Igual que Burckhardt, Nietzsche considera que los griegos fueron un pueblo que adolecía de un profundo pesimismo, pero, a pesar de ser conscientes del carácter terrible de la existencia, fueron capaces de hacerla soportable creando un bello mundo ilusorio de representaciones artísticas (especialmente en la tragedia), que expresaban el perfecto equilibrio alcanzado en su cultura entre lo apolíneo-formal y lo dionisiaco-vital. Lo ideal y lo real, el “cielo” y la “tierra” no se hallaban separados en el arte trágico, formando ambos una unidad plena, un círculo eterno. También los filósofos preplatónicos —como él los llama en las lecciones que impartió entre 1872 y 1873—, fueron capaces de elaborar una síntesis estética entre ambos principios, pues, aunque algunos, como Anaximandro y Empédocles, se caracterizaron por su pesimismo, otros, como el genial Heráclito, propusieron una filosofía que sintetizaba magistralmente el ser y el devenir, la razón y la vida, en el seno del eterno fluir de la naturaleza, y en la que se pronunciaba un rotundo sí al mundo y a la existencia.

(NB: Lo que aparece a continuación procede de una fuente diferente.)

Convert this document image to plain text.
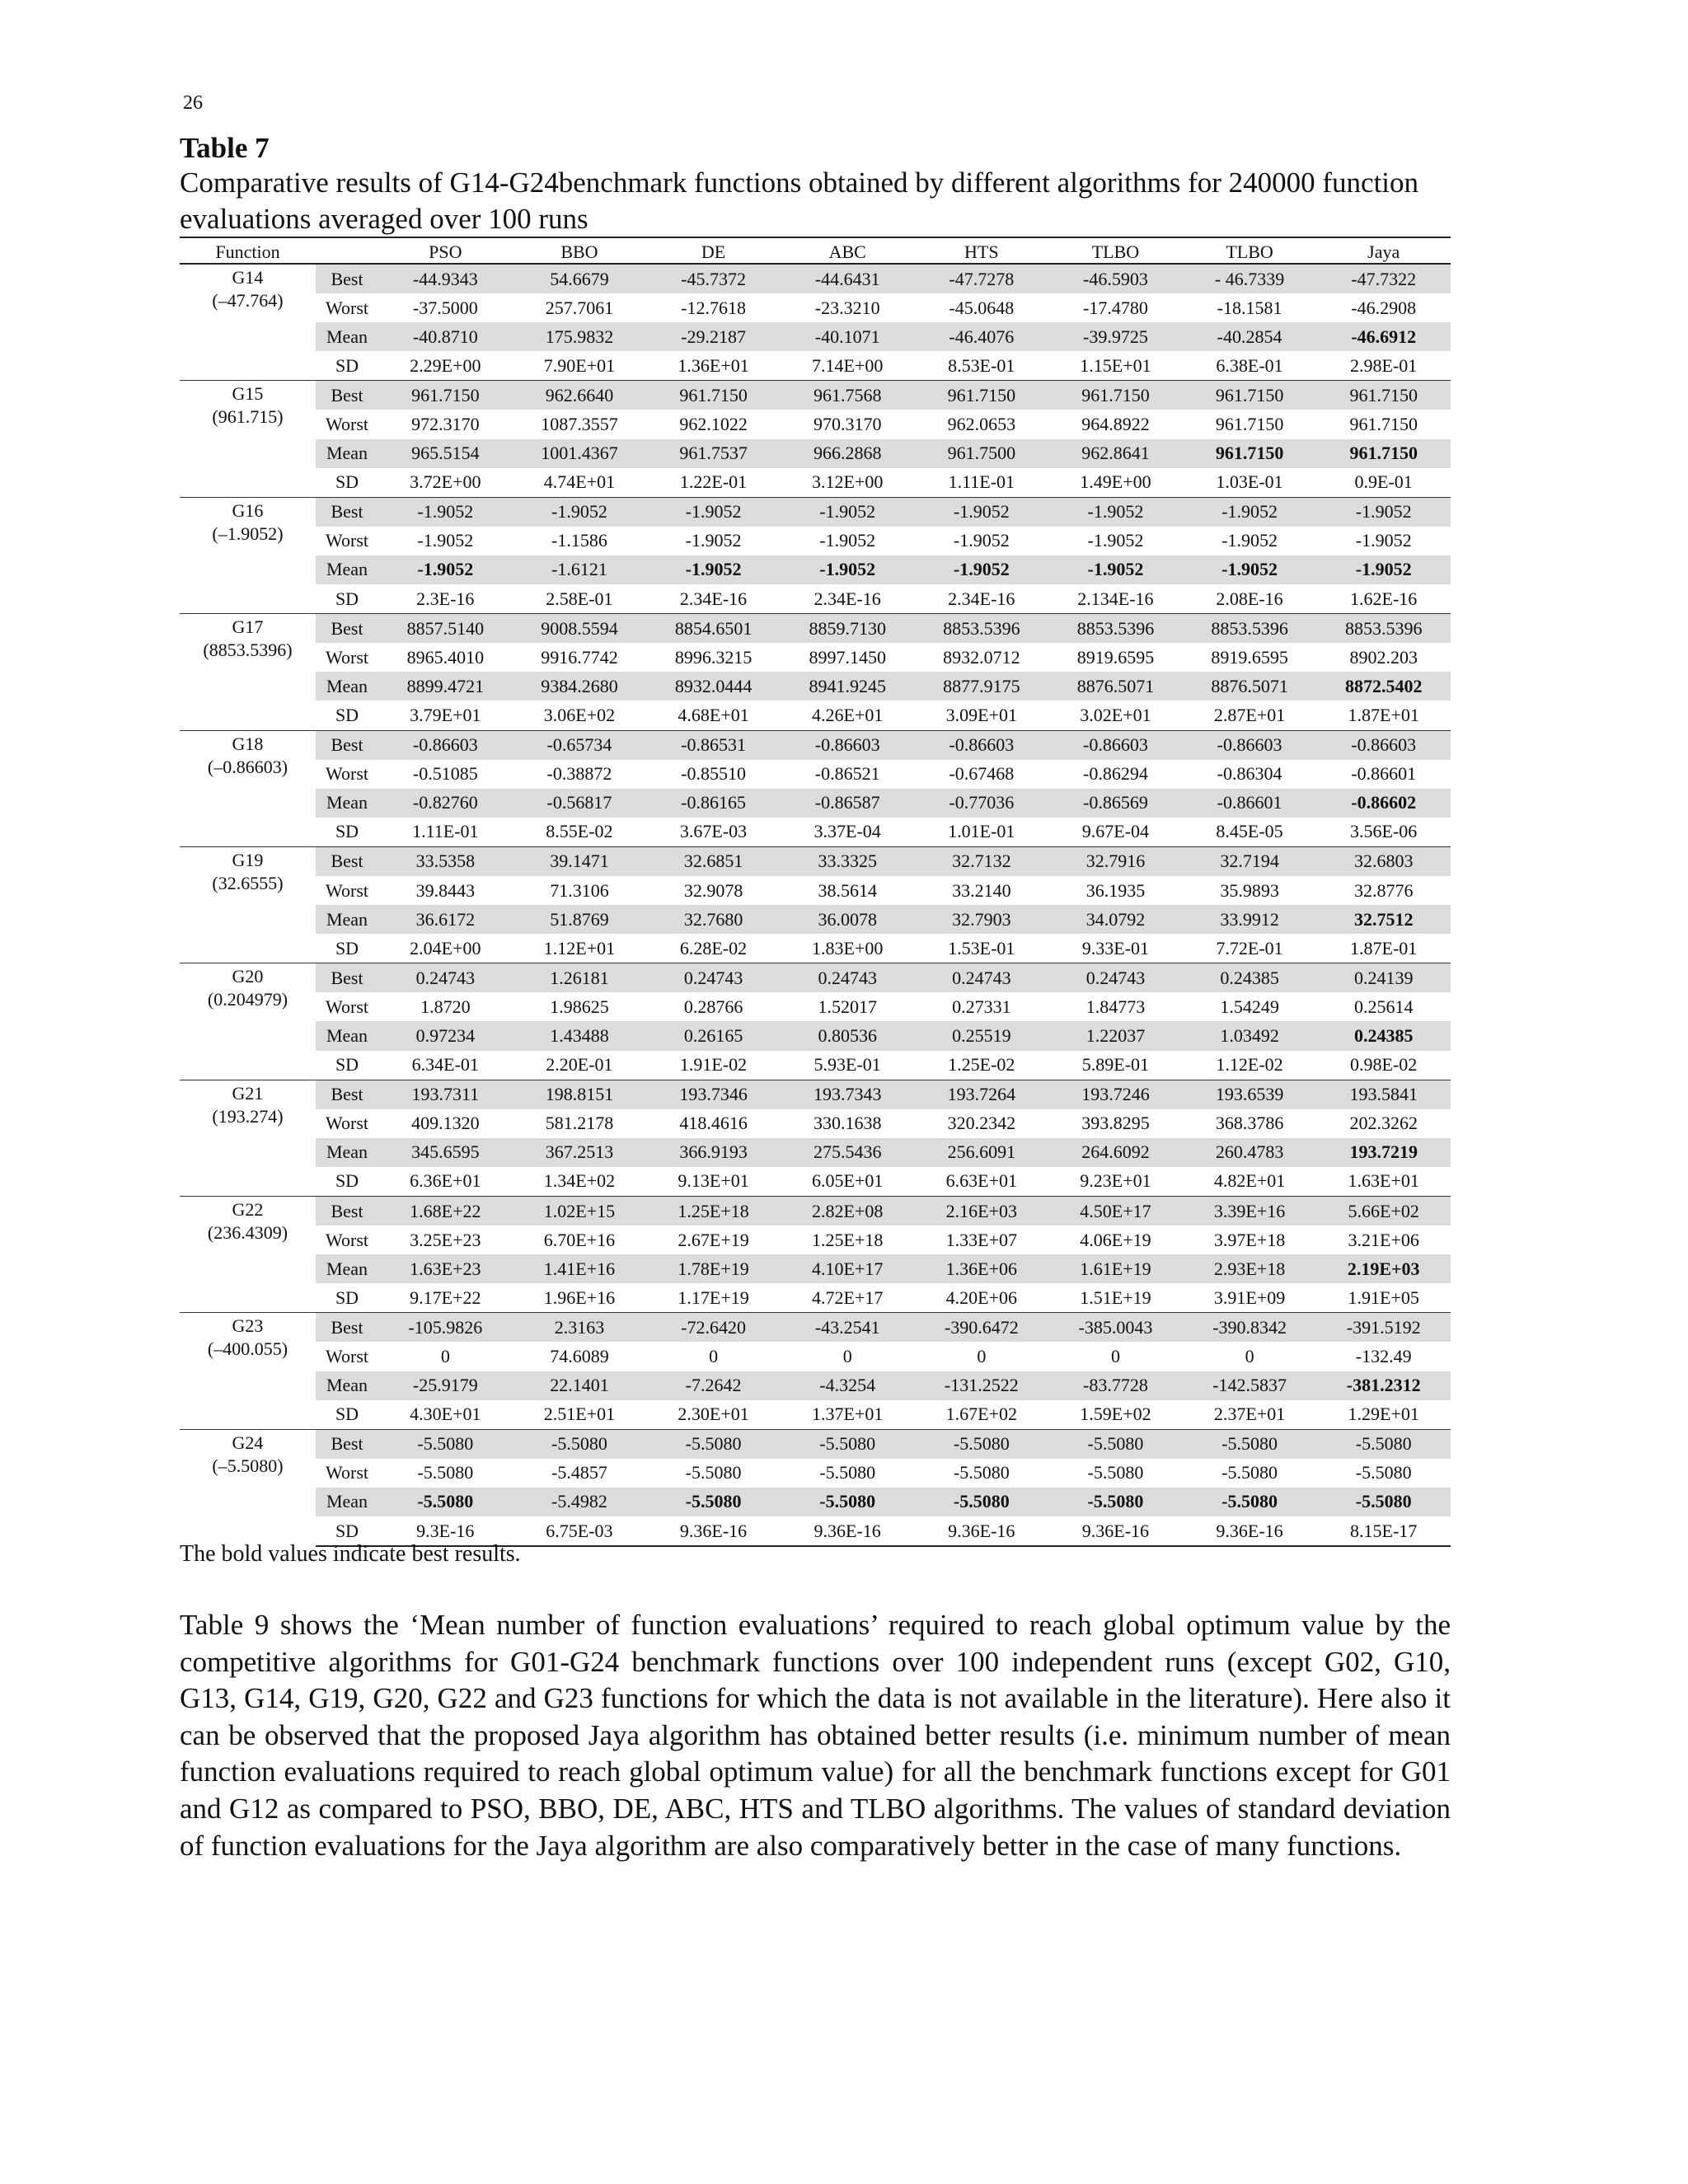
26
Table 7
Comparative results of G14-G24benchmark functions obtained by different algorithms for 240000 function evaluations averaged over 100 runs
Function		PSO	BBO	DE	ABC	HTS	TLBO	TLBO	Jaya

G14
(–47.764)	Best	-44.9343	54.6679	-45.7372	-44.6431	-47.7278	-46.5903	- 46.7339	-47.7322
	Worst	-37.5000	257.7061	-12.7618	-23.3210	-45.0648	-17.4780	-18.1581	-46.2908
	Mean	-40.8710	175.9832	-29.2187	-40.1071	-46.4076	-39.9725	-40.2854	-46.6912
	SD	2.29E+00	7.90E+01	1.36E+01	7.14E+00	8.53E-01	1.15E+01	6.38E-01	2.98E-01

G15
(961.715)	Best	961.7150	962.6640	961.7150	961.7568	961.7150	961.7150	961.7150	961.7150
	Worst	972.3170	1087.3557	962.1022	970.3170	962.0653	964.8922	961.7150	961.7150
	Mean	965.5154	1001.4367	961.7537	966.2868	961.7500	962.8641	961.7150	961.7150
	SD	3.72E+00	4.74E+01	1.22E-01	3.12E+00	1.11E-01	1.49E+00	1.03E-01	0.9E-01

G16
(–1.9052)	Best	-1.9052	-1.9052	-1.9052	-1.9052	-1.9052	-1.9052	-1.9052	-1.9052
	Worst	-1.9052	-1.1586	-1.9052	-1.9052	-1.9052	-1.9052	-1.9052	-1.9052
	Mean	-1.9052	-1.6121	-1.9052	-1.9052	-1.9052	-1.9052	-1.9052	-1.9052
	SD	2.3E-16	2.58E-01	2.34E-16	2.34E-16	2.34E-16	2.134E-16	2.08E-16	1.62E-16

G17
(8853.5396)	Best	8857.5140	9008.5594	8854.6501	8859.7130	8853.5396	8853.5396	8853.5396	8853.5396
	Worst	8965.4010	9916.7742	8996.3215	8997.1450	8932.0712	8919.6595	8919.6595	8902.203
	Mean	8899.4721	9384.2680	8932.0444	8941.9245	8877.9175	8876.5071	8876.5071	8872.5402
	SD	3.79E+01	3.06E+02	4.68E+01	4.26E+01	3.09E+01	3.02E+01	2.87E+01	1.87E+01

G18
(–0.86603)	Best	-0.86603	-0.65734	-0.86531	-0.86603	-0.86603	-0.86603	-0.86603	-0.86603
	Worst	-0.51085	-0.38872	-0.85510	-0.86521	-0.67468	-0.86294	-0.86304	-0.86601
	Mean	-0.82760	-0.56817	-0.86165	-0.86587	-0.77036	-0.86569	-0.86601	-0.86602
	SD	1.11E-01	8.55E-02	3.67E-03	3.37E-04	1.01E-01	9.67E-04	8.45E-05	3.56E-06

G19
(32.6555)	Best	33.5358	39.1471	32.6851	33.3325	32.7132	32.7916	32.7194	32.6803
	Worst	39.8443	71.3106	32.9078	38.5614	33.2140	36.1935	35.9893	32.8776
	Mean	36.6172	51.8769	32.7680	36.0078	32.7903	34.0792	33.9912	32.7512
	SD	2.04E+00	1.12E+01	6.28E-02	1.83E+00	1.53E-01	9.33E-01	7.72E-01	1.87E-01

G20
(0.204979)	Best	0.24743	1.26181	0.24743	0.24743	0.24743	0.24743	0.24385	0.24139
	Worst	1.8720	1.98625	0.28766	1.52017	0.27331	1.84773	1.54249	0.25614
	Mean	0.97234	1.43488	0.26165	0.80536	0.25519	1.22037	1.03492	0.24385
	SD	6.34E-01	2.20E-01	1.91E-02	5.93E-01	1.25E-02	5.89E-01	1.12E-02	0.98E-02

G21
(193.274)	Best	193.7311	198.8151	193.7346	193.7343	193.7264	193.7246	193.6539	193.5841
	Worst	409.1320	581.2178	418.4616	330.1638	320.2342	393.8295	368.3786	202.3262
	Mean	345.6595	367.2513	366.9193	275.5436	256.6091	264.6092	260.4783	193.7219
	SD	6.36E+01	1.34E+02	9.13E+01	6.05E+01	6.63E+01	9.23E+01	4.82E+01	1.63E+01

G22
(236.4309)	Best	1.68E+22	1.02E+15	1.25E+18	2.82E+08	2.16E+03	4.50E+17	3.39E+16	5.66E+02
	Worst	3.25E+23	6.70E+16	2.67E+19	1.25E+18	1.33E+07	4.06E+19	3.97E+18	3.21E+06
	Mean	1.63E+23	1.41E+16	1.78E+19	4.10E+17	1.36E+06	1.61E+19	2.93E+18	2.19E+03
	SD	9.17E+22	1.96E+16	1.17E+19	4.72E+17	4.20E+06	1.51E+19	3.91E+09	1.91E+05

G23
(–400.055)	Best	-105.9826	2.3163	-72.6420	-43.2541	-390.6472	-385.0043	-390.8342	-391.5192
	Worst	0	74.6089	0	0	0	0	0	-132.49
	Mean	-25.9179	22.1401	-7.2642	-4.3254	-131.2522	-83.7728	-142.5837	-381.2312
	SD	4.30E+01	2.51E+01	2.30E+01	1.37E+01	1.67E+02	1.59E+02	2.37E+01	1.29E+01

G24
(–5.5080)	Best	-5.5080	-5.5080	-5.5080	-5.5080	-5.5080	-5.5080	-5.5080	-5.5080
	Worst	-5.5080	-5.4857	-5.5080	-5.5080	-5.5080	-5.5080	-5.5080	-5.5080
	Mean	-5.5080	-5.4982	-5.5080	-5.5080	-5.5080	-5.5080	-5.5080	-5.5080
	SD	9.3E-16	6.75E-03	9.36E-16	9.36E-16	9.36E-16	9.36E-16	9.36E-16	8.15E-17
The bold values indicate best results.
Table 9 shows the ‘Mean number of function evaluations’ required to reach global optimum value by the competitive algorithms for G01-G24 benchmark functions over 100 independent runs (except G02, G10, G13, G14, G19, G20, G22 and G23 functions for which the data is not available in the literature). Here also it can be observed that the proposed Jaya algorithm has obtained better results (i.e. minimum number of mean function evaluations required to reach global optimum value) for all the benchmark functions except for G01 and G12 as compared to PSO, BBO, DE, ABC, HTS and TLBO algorithms. The values of standard deviation of function evaluations for the Jaya algorithm are also comparatively better in the case of many functions.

Para Nietzsche, Sócrates en filosofía y Eurípides en el ámbito teatral, fueron quienes pusieron fin al bello equilibrio trágico, poniendo en entredicho el valor de la vida, al promover una desmesurada potenciación de la lógica, la dialéctica y la razón (Apolo), frente a la vida (Dionisos). La crítica de Sócrates y la razonadora verbosidad de los personajes de Eurípides contribuyó, según Nietzsche, a escindir el alma del cuerpo y a considerar la razón como el único camino para conseguir la virtud y la excelencia personal (areté), instaurando con ello la desconfianza hacia el cuerpo, los instintos y las pasiones.
Platón, por su parte, tras destruir las tragedias que había compuesto en su juventud (Diógenes Laercio, Vidas, III, 1-2), consumó el error de su maestro Sócrates, al desgajar la realidad en dos universos e inventar el “mundo verdadero" de las ideas abstractas frente al mundo "aparente" sensible, al que desde ese momento se pasó a considerar como falso y engañoso, negando el testimonio de los sentidos.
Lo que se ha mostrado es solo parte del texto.